Entre son talent de conteur et de comédien, exprimé dans différentes scènes d’Afrique, d’Europe et d’Amérique, et ses aptitudes à fabriquer et à manipuler des marionnettes issues des traditions africaines, vietnamiennes, chinoises et birmanes, le Congolais Ulrich Ntoyo, installé en France depuis 2007, mène un parcours brillant d’artiste polyvalent.
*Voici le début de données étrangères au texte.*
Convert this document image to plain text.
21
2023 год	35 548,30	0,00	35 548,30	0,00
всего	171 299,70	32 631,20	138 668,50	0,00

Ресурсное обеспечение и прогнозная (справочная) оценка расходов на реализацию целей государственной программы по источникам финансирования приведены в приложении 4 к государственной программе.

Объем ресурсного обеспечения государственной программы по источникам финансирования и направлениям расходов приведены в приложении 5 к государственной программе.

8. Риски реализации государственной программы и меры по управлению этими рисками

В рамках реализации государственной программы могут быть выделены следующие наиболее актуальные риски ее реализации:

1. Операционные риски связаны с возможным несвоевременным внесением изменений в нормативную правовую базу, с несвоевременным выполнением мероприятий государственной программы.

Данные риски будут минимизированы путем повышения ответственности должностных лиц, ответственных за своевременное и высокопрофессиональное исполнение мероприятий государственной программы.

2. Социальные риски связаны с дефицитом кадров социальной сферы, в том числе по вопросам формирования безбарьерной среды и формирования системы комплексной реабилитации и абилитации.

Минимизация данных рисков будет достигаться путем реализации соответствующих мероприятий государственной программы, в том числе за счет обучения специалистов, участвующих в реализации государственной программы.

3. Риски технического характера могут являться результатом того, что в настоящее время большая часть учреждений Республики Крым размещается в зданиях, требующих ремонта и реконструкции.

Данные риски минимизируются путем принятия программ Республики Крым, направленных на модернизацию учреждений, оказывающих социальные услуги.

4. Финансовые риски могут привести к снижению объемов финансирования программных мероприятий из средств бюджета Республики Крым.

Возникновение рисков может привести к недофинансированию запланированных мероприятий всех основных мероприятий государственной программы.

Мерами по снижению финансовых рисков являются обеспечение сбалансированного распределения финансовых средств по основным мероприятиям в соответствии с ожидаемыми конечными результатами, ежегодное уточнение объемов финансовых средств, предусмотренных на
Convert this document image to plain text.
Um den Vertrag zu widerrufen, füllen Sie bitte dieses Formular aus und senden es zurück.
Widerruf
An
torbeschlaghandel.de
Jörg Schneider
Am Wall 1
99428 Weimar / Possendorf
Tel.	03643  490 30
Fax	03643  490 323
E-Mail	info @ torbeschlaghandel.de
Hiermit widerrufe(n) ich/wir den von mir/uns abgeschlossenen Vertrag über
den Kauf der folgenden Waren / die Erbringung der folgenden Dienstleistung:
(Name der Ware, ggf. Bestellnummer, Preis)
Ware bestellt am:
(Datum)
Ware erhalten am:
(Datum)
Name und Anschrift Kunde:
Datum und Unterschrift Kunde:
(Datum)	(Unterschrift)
Sa structure artistique, la Youle Compagnie, recevra la saison prochaine, des subventions Culture à l’hôpital de la direction régionale des Affaires culturelles de la ville de Rouen, en Normandie (France)

La Youle Compagnie s’investit dans les milieux hospitaliers. « Je leur donne le verbe », tranche l’artiste pour nous renseigner sur ses activités artistiques dans les hôpitaux. « La parole est une vraie thérapie », poursuit-il. Cofondée avec Naïma El Qadery, une assistante sociale, la Youle Compagnie, créée en 2008, est une structure chargée de la diffusion, la création et la production de spectacles. Elle collabore avec différents centres de formation des jeunes. Depuis 2003, à chaque fête nationale de Jeanne-d’Arc  à Rouen, Ulrich Ntoyo fabrique une marionnette géante. Plus de sept mètres de hauteur.  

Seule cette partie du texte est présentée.